Ropivacaine is a long-acting local anesthetic, chemically homologous to mepivacaine and bupivacaine. Clinical studies demonstrated that ropivacaine is less toxic to the cardiovascular and central nervous systems when compared with bupivacaine 7.

The aim of this study was to evaluate the epidural administration of S(+) ketamine and S(+) ketamine associated with morphine in combination with ropivacaine in the postoperative analgesia and sedation in upper abdominal surgeries.

 

METHODS

This study was approved by the Ethics Committee on Human Research of the Universidade do Vale do Sapucaí. Patients were required to sign an informed consent after careful explanation of the procedures. Seventy patients, both genders, with ages ranging from 18 to 50 years, physical status ASA I and II, undergoing subcostal cholecystectomy under general anesthesia associated with thoracolumbar epidural anesthesia participated in this analytical, interventional, clinical, prospective, randomized, double-blind study.

Patients received oral diazepam (10 mg) the day before the surgery and oral midazolam (15 mg) 40 minutes before the procedure. Monitoring consisted of electrocardioscopy, non-invasive blood pressure, pulse oxymeter, and gas analyzer. A solution containing midazolam (5 mg), fentanyl (50 µg), and metoclopramide (10 mg) was administered after venous cannulation with an 18G catheter.

Thoracolumbar epidural anesthesia was performed with the patient in the sitting position, in the T12-L1 space with a 15G Tuohy needle. Patients were randomly assigned to receive 20 mL of 0.75% ropivacaine associated with: 1 mL of 0.9% sodium chloride in the control Group (CG, n = 10); 0.5 mg.kg-1 of S(+) ketamine in the Ketamine Group (KG, n = 20); 0.5 mg.kg-1 of S(+) ketamine and 2 mg of morphine in the Ketamine-Morfine2 Group (KMG2, n = 20); and 0.5 mg.kg-1 of S(+) ketamine and 3 mg of morphine in the Ketamine-Morphine3 Group (KMG3, n = 20). A predetermined volume of the drug combinations was administered in the epidural space of every patient at a rate of 1 mL.sec-1. Afterwards, patients returned to the supine position and the level of the sensitive blockade was tested, as well as monitoring of the blood pressure and heart rate up to 15 minutes after the administration of the epidural anesthesia.

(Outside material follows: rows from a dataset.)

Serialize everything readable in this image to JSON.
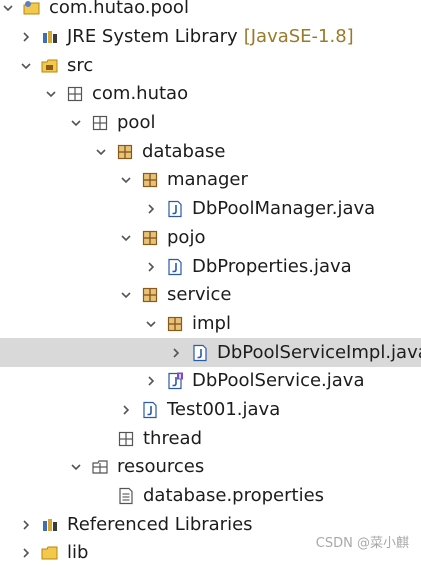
{
  "explorer": {
    "project": {
      "label": "com.hutao.pool"
    },
    "jre": {
      "label": "JRE System Library",
      "decoration": "[JavaSE-1.8]"
    },
    "src": {
      "label": "src"
    },
    "pkg_com_hutao": {
      "label": "com.hutao"
    },
    "pkg_pool": {
      "label": "pool"
    },
    "pkg_database": {
      "label": "database"
    },
    "pkg_manager": {
      "label": "manager"
    },
    "file_dbpoolmanager": {
      "label": "DbPoolManager.java"
    },
    "pkg_pojo": {
      "label": "pojo"
    },
    "file_dbproperties": {
      "label": "DbProperties.java"
    },
    "pkg_service": {
      "label": "service"
    },
    "pkg_impl": {
      "label": "impl"
    },
    "file_dbpoolserviceimpl": {
      "label": "DbPoolServiceImpl.java"
    },
    "file_dbpoolservice": {
      "label": "DbPoolService.java"
    },
    "file_test001": {
      "label": "Test001.java"
    },
    "pkg_thread": {
      "label": "thread"
    },
    "resources": {
      "label": "resources"
    },
    "file_database_properties": {
      "label": "database.properties"
    },
    "referenced_libraries": {
      "label": "Referenced Libraries"
    },
    "lib": {
      "label": "lib"
    }
  },
  "watermark": {
    "text": "CSDN @菜小麒"
  },
  "colors": {
    "selection": "#d9d9d9",
    "package_icon": "#8a5a1a",
    "decoration": "#9a7a2a",
    "java_file_icon": "#2a5aa8"
  }
}
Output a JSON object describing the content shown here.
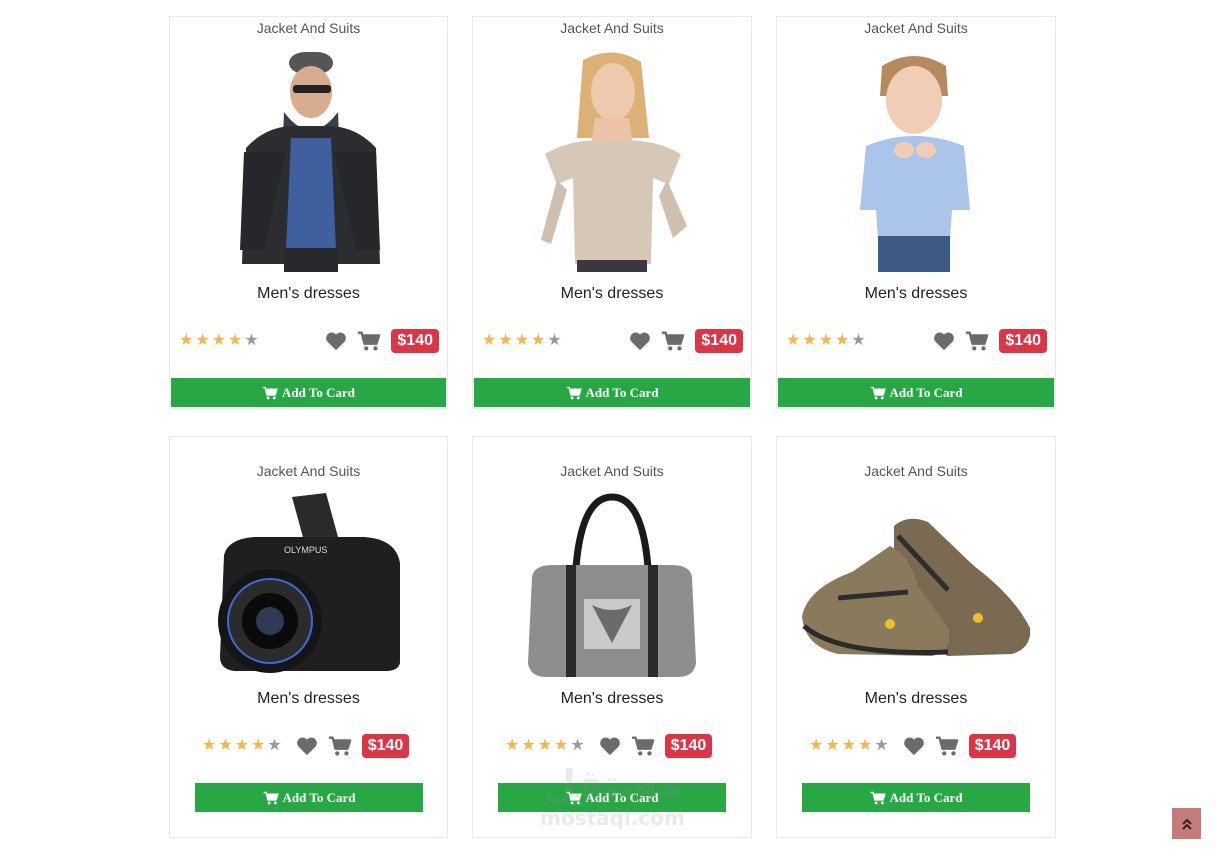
{
  "products": [
    {
      "category": "Jacket And Suits",
      "title": "Men's dresses",
      "rating": 4,
      "max_rating": 5,
      "price": "$140",
      "button_label": "Add To Card",
      "image": "man-in-leather-jacket"
    },
    {
      "category": "Jacket And Suits",
      "title": "Men's dresses",
      "rating": 4,
      "max_rating": 5,
      "price": "$140",
      "button_label": "Add To Card",
      "image": "woman-in-sweater"
    },
    {
      "category": "Jacket And Suits",
      "title": "Men's dresses",
      "rating": 4,
      "max_rating": 5,
      "price": "$140",
      "button_label": "Add To Card",
      "image": "boy-in-blue-shirt"
    },
    {
      "category": "Jacket And Suits",
      "title": "Men's dresses",
      "rating": 4,
      "max_rating": 5,
      "price": "$140",
      "button_label": "Add To Card",
      "image": "camera"
    },
    {
      "category": "Jacket And Suits",
      "title": "Men's dresses",
      "rating": 4,
      "max_rating": 5,
      "price": "$140",
      "button_label": "Add To Card",
      "image": "handbag"
    },
    {
      "category": "Jacket And Suits",
      "title": "Men's dresses",
      "rating": 4,
      "max_rating": 5,
      "price": "$140",
      "button_label": "Add To Card",
      "image": "shoes"
    }
  ],
  "watermark": {
    "arabic": "مستقل",
    "latin": "mostaql.com"
  },
  "colors": {
    "star": "#f7b64b",
    "price_badge": "#dc3545",
    "button": "#28a745",
    "scroll_top": "#c47b7b"
  },
  "icons": {
    "wishlist": "heart-icon",
    "cart": "cart-icon",
    "scroll_top": "double-chevron-up-icon"
  }
}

Ethomidate (0.2 mg.kg-1), alfentanyl (30 µg.kg-1), and rocuronium (0.6 mg.kg-1) were used for the anesthetic induction, while isoflurane (0.5 vol% to 3.0 vol% of inspired concentration) was used for the maintenance. When clinical or hemodynamic signs suggested inadequate levels of anesthesia (diaphoresis, tearing, hypertension, and tachycardia), intermittent doses of alfentanyl (500 µg) were administered intravenously.

Controlled ventilation was achieved with a low-flow anesthesia system, which allowed for the humidification and heating of the inspired gases. A tidal volume of 8 to 10 mL.kg-1 was used and the respiratory frequency was adjusted to maintain the expired pressure of carbon dioxide (PETCO2) between 30 mmHg and 35 mmHg.

Blood pressure, heart rate, hemoglobin saturation (SpO2), expired carbon dioxide (PETCO2), and the inspired concentration of isoflurane were recorded after placement of the monitoring system, epidural anesthesia, tracheal intubation, and every 15 minutes thereafter until the end of the surgery. After the procedure, patients were transferred to the recovery room.

Intraoperative analgesia was assessed by observing the clinical signs, while the inspired concentration of the inhalational agent was evaluated by a gas analyzer. An increase in heart rate and/or systolic blood pressure above pre-block levels were treated by increasing the inspired concentration of isoflurane (up to 3.0 vol%) and, when the parameters did not reach appropriate levels, a bolus of intravenous alfentanyl (500 µg) was administered and repeated as many times as necessary. A reduction in systolic blood pressure greater than 30% of pre-block levels or below 90 mmHg was treated with the intravenous administration of a mixed action sympathomimetic amine (ephedrine). A marked reduction in heart rate, below 50 bpm.min-1, causing a decrease in cardiac output, was treated with intravenous atropine.

Regarding postoperative analgesia, pain severity was analyzed by the Verbal Analogical Pain Scale in which zero corresponds to the absence of pain and ten corresponds to the worse pain possible. In this study, zero was used as a reference.

As for the postoperative sedation, continuous changes in the alertness status may be as profound as unconsciousness; the levels of depression of consciousness may vary from light to severe. With light sedation, the level of depression is minimal and the patient makes contact with the surrounding environment, follows commands, distinguishes events, and reports facts. The numerical scale proposed by Filos was used to evaluate the level of consciousness: 1 – awaken and nervous; 2 – awaken and calm; 3 – sleepy, but easily arousable; 4 – sleepy and difficulty to arise 8. In this study, a score of 3 was used as a reference of sedation.

Analgesia and sedation were evaluated at 2, 6, and 24 hours after the surgical procedure. Postoperative pain was treated systemically by the intravenous route. Initially, dypirone was administered as the analgesic agent. If the patient still complained of pain, tramadol, an opioid that causes less depression and is less sedative than morphine, was added.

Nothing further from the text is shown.